Notebook Tutorial on SeMI YouTube!
How to use the notebook
This repository includes sample data, but you can download the full dataset from Kaggle (see below).
Before you start using the notebook, you need to start a Weaviate instance, by running docker compose up
. Weaviate will be running on http://localhost:8080
. Alternatively,, you can start a Weaviate instance for free with WCS: Weaviate Cloud Service. Make sure you adapt the Weaviate server in the notebook accordingly.
How to download data (optional - sample data included in this repository)

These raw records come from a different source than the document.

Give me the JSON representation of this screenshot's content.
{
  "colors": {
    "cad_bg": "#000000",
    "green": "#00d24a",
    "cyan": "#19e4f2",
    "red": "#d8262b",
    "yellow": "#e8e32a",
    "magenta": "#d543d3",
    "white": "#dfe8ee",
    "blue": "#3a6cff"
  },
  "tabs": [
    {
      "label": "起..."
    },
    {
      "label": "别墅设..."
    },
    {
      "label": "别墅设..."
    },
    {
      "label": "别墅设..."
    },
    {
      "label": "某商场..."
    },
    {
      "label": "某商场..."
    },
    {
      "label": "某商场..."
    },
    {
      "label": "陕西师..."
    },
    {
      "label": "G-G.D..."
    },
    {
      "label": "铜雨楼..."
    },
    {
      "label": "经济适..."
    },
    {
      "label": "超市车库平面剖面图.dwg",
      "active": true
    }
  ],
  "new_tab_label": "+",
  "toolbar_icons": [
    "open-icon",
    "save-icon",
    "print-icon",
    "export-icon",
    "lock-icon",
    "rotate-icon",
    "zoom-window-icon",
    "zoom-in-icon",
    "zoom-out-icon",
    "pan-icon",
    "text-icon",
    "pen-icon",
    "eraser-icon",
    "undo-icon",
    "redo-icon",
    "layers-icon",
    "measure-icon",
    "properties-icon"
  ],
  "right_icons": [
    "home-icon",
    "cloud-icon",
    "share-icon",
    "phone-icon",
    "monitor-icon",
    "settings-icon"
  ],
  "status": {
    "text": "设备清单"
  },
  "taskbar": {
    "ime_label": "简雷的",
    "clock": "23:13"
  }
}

You need to download the fashion image data from the H&M dataset on Kaggle. You can download it and put in the right folder using:
$ mkdir data
& cd data
$ kaggle competitions download -c h-and-m-personalized-fashion-recommendations
$ unzip h-and-m-personalized-fashion-recommendations.zip
Optional: you can use resize_image.py
to downscale the images before using them in the notebook.
Make sure to adapt the file location in the notebook.
Install requirements
The requirements will be installed in the first cell of the notebook. Alternatively, you can run pip install -r requirements.txt
.
Embed, store and query
You can run the Jupyter notebook to embed, store and query fashion image data using ResNet50, DocArray and Weaviate.